Quanto ai prigionieri di guerra italiani che non accettarono di schierarsi con la Repubblica Sociale Italiano e i nazisti, il cui numero si aggira almeno sulle 600.000 unità, la Germania impose loro la condizione di “internati militari” (Italienisce Militaerinternierten), così da sottrarli alla tutela della Croce Rossa e costringerli a lavoro; poi, alla fine di luglio del 1944, sulla base di un accordo fra Hitler e Mussolini, vennero considerati anch’essi civili, ma non cambiò in concreto la loro condizione di lavoratori coatti. Finirono così con il condividere la sorte degli altri deportati nei campi di lavoro. Ne morirono circa 40.000. Anche l’Alta Valle del Tevere ha pagato un pesante tributo. Nei comuni di Città di Castello, San Giustino, Citerna, Pietralunga, Montone e Umbertide risultano ufficialmente deceduti in prigionia in Germania o nell’immediato dopoguerra, per le conseguenze degli stenti patiti, 62 uomini.
La scelta di circa il 90% dei prigionieri di guerra di non aderire al nazifascismo, restando in condizioni di dura prigionia, lavoro forzato, fame e maltrattamenti assume uno straordinario rilievo morale e dimostra quanto estesa fosse a quel punto il rigetto della guerra e dei regimi che l’avevano provocata.

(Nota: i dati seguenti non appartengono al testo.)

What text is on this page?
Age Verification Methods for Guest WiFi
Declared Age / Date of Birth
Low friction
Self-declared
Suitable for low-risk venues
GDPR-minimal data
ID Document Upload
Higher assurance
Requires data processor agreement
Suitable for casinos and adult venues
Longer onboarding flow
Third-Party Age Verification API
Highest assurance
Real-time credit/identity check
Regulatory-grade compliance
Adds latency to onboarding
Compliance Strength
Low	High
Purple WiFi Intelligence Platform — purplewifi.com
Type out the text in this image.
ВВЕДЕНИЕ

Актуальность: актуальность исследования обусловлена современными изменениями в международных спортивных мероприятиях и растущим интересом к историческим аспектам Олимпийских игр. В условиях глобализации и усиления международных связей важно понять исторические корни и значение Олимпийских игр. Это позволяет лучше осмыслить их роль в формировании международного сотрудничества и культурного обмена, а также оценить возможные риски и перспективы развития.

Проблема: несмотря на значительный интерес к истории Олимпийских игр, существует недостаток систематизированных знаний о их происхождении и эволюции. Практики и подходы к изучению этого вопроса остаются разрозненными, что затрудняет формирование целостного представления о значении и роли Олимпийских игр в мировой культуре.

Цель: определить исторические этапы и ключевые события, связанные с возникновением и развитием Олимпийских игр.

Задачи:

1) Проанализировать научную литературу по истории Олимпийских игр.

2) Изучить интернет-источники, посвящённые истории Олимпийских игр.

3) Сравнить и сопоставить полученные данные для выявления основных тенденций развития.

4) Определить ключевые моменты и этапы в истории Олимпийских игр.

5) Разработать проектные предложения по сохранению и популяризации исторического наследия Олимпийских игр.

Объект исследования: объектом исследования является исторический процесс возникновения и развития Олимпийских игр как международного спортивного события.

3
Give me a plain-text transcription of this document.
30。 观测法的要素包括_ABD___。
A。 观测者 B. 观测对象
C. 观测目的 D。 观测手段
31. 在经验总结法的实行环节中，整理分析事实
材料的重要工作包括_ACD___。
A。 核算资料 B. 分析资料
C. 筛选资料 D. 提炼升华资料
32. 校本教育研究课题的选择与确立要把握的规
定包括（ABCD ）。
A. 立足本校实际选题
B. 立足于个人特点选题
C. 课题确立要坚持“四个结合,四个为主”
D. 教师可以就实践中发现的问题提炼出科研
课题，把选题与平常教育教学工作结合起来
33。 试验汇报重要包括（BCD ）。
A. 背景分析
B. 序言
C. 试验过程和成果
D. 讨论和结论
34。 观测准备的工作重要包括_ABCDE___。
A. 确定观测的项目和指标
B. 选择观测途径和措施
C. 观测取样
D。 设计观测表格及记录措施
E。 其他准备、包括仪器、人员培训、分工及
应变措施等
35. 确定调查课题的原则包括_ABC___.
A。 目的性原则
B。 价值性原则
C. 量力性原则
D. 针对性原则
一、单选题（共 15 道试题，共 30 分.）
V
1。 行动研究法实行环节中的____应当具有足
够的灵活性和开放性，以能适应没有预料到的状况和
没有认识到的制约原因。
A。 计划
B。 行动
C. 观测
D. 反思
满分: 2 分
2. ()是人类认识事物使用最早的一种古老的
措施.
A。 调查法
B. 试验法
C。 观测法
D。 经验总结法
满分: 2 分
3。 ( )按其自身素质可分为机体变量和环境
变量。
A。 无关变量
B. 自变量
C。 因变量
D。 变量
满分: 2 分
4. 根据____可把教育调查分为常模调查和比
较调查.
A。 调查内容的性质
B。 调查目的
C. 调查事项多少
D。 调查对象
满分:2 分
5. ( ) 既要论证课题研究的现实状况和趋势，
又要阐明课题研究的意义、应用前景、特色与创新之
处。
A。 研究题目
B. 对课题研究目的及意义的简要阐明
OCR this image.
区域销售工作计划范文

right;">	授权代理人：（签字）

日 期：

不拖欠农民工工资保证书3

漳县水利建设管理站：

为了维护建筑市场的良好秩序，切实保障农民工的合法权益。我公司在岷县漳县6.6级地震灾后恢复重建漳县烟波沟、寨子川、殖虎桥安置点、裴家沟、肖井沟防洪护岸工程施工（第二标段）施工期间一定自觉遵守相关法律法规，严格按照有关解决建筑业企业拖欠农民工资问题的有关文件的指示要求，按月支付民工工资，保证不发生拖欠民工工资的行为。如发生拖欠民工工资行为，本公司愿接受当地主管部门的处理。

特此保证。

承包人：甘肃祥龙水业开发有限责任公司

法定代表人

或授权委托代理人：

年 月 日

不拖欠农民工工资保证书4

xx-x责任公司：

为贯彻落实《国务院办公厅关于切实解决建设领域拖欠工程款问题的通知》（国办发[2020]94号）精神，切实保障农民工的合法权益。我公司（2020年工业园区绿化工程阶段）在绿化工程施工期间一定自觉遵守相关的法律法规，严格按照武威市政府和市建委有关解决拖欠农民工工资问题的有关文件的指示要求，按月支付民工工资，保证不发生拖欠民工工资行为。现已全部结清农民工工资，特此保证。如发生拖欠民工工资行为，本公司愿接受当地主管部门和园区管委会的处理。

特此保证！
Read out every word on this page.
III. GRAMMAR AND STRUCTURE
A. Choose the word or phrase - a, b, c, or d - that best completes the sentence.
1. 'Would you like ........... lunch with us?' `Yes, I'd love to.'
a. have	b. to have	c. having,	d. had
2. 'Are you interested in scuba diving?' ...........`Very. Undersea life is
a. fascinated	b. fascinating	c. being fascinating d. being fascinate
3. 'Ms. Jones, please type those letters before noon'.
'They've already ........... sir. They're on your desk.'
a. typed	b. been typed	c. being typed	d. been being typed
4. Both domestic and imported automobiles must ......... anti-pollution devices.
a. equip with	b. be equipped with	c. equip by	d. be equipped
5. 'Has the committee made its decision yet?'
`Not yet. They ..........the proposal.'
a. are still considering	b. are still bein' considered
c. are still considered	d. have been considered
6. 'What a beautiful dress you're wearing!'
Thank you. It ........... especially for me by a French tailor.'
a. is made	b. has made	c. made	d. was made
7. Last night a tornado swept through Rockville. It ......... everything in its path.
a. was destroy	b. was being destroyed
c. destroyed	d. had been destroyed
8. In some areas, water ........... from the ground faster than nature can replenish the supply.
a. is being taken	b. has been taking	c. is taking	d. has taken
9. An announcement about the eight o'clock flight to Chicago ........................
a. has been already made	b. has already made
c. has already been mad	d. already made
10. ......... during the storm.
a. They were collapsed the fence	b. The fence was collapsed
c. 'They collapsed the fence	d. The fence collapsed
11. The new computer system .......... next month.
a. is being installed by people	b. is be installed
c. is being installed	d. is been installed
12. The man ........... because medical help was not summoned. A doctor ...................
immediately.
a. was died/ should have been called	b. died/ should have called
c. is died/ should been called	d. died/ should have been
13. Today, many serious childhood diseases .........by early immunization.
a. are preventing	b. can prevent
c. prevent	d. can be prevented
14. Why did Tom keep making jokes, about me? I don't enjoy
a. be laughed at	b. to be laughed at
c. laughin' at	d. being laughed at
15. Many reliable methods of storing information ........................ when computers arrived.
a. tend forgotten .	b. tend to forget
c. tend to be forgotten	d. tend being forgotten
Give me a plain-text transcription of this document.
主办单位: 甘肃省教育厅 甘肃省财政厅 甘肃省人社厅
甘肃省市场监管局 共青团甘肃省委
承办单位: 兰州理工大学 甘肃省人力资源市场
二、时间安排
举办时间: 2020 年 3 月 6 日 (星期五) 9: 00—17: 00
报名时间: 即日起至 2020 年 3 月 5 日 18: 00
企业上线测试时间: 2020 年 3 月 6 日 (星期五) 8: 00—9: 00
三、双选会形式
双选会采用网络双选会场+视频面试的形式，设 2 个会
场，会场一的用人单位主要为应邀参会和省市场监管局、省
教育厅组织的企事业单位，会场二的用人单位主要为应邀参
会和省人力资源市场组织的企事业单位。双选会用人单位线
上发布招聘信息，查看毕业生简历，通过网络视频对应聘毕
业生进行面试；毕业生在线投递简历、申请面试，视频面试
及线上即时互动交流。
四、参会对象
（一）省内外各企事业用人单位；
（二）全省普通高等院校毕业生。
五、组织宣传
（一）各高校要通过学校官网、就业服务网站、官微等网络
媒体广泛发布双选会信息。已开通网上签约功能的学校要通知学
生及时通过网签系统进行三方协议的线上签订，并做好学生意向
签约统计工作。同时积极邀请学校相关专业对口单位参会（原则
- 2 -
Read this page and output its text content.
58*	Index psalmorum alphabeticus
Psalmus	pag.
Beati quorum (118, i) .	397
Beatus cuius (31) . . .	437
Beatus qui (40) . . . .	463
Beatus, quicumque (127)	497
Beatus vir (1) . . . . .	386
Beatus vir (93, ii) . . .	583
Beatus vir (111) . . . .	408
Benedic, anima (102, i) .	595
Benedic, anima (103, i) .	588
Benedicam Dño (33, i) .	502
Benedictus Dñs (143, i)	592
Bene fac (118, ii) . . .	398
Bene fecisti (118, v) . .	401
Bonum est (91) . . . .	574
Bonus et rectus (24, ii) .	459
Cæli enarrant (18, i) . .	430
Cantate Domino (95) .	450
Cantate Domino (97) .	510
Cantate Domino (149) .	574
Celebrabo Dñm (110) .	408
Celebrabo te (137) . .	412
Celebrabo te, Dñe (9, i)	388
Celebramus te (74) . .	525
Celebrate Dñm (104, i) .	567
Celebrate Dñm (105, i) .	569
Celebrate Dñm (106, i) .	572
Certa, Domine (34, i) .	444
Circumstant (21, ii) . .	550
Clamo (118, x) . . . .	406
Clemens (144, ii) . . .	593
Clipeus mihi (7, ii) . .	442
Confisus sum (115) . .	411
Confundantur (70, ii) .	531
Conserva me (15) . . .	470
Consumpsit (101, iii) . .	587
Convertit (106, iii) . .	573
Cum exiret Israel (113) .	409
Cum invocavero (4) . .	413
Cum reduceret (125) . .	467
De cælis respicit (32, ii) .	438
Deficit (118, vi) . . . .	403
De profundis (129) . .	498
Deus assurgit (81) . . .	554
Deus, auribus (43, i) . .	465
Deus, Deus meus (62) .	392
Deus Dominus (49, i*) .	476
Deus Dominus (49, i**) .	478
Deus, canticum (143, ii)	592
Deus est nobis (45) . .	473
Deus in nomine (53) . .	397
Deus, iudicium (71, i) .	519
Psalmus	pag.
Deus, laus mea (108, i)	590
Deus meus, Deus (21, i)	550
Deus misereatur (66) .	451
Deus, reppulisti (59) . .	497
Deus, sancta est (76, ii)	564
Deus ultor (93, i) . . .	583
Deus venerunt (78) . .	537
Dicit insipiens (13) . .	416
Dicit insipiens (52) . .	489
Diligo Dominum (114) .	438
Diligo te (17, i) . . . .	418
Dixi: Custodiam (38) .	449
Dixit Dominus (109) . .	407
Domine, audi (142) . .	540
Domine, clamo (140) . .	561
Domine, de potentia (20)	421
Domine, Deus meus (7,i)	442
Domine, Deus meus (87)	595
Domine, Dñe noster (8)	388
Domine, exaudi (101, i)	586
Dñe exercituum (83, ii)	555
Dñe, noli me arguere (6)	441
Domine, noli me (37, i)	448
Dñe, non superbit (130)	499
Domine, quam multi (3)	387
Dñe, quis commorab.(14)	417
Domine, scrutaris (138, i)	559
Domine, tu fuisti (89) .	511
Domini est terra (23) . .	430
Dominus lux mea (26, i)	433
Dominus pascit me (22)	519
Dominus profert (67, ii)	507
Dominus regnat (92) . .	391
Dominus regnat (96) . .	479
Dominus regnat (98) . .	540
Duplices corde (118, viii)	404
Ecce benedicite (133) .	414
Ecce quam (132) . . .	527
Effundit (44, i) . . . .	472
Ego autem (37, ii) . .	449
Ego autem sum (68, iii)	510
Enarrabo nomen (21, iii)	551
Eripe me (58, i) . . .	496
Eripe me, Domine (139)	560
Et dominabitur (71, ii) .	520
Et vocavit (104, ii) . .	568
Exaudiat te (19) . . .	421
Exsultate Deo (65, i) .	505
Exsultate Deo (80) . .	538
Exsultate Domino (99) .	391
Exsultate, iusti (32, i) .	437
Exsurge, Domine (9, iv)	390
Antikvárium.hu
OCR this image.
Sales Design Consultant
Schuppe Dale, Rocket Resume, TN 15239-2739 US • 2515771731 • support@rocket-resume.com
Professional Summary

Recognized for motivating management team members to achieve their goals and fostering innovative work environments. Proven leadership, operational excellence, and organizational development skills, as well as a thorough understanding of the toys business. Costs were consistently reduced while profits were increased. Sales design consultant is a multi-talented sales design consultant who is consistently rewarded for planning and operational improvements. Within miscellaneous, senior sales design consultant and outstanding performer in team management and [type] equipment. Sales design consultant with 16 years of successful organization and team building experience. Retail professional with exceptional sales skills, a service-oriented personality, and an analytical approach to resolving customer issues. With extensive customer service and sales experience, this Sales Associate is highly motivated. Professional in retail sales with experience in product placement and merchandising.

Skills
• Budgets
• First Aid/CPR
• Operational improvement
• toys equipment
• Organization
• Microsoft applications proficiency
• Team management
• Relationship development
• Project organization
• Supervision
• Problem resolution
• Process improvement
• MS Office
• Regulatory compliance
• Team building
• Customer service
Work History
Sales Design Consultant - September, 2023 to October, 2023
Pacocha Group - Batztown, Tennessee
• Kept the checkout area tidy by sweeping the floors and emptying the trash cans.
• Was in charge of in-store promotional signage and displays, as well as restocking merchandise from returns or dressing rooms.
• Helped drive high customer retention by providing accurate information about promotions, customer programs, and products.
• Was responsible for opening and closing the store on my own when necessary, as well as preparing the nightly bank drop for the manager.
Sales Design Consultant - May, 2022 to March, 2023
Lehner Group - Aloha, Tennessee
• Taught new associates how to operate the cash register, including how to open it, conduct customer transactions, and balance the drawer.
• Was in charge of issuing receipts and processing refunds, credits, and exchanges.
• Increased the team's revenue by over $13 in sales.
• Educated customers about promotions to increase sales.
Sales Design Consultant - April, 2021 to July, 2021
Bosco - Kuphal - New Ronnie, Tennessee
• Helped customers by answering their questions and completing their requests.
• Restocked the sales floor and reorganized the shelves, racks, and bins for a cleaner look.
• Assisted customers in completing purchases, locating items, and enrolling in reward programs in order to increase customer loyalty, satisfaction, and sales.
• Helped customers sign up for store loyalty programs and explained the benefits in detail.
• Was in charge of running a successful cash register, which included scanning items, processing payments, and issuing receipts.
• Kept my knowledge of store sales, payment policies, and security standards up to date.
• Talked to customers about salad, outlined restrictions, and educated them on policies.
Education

Recenti studi fanno ammontare a circa 25 milioni, di 28 nazionalità, gli “schiavi di Hitler” dal 1933 al 1945: tra di essi 9.250.000 prigionieri militari (di cui 5.300.000 russi), 4.350.000 deportati politici (anche 2.300.000 tedeschi), 7.900.000 deportati razziali e di altre categorie di persone sottoposte a discriminazione (come gli zingari), 3.850.000 lavoratori o emigrati o rastrellati da Francia, Italia e Europa orientale. Ne morirono sui 16 milioni, specialmente ebrei e russi, nella miriade di campi di detenzione di prigionieri militari e lavoratori coatti sparsi in Germania e nel territorio europeo sotto il suo controllo.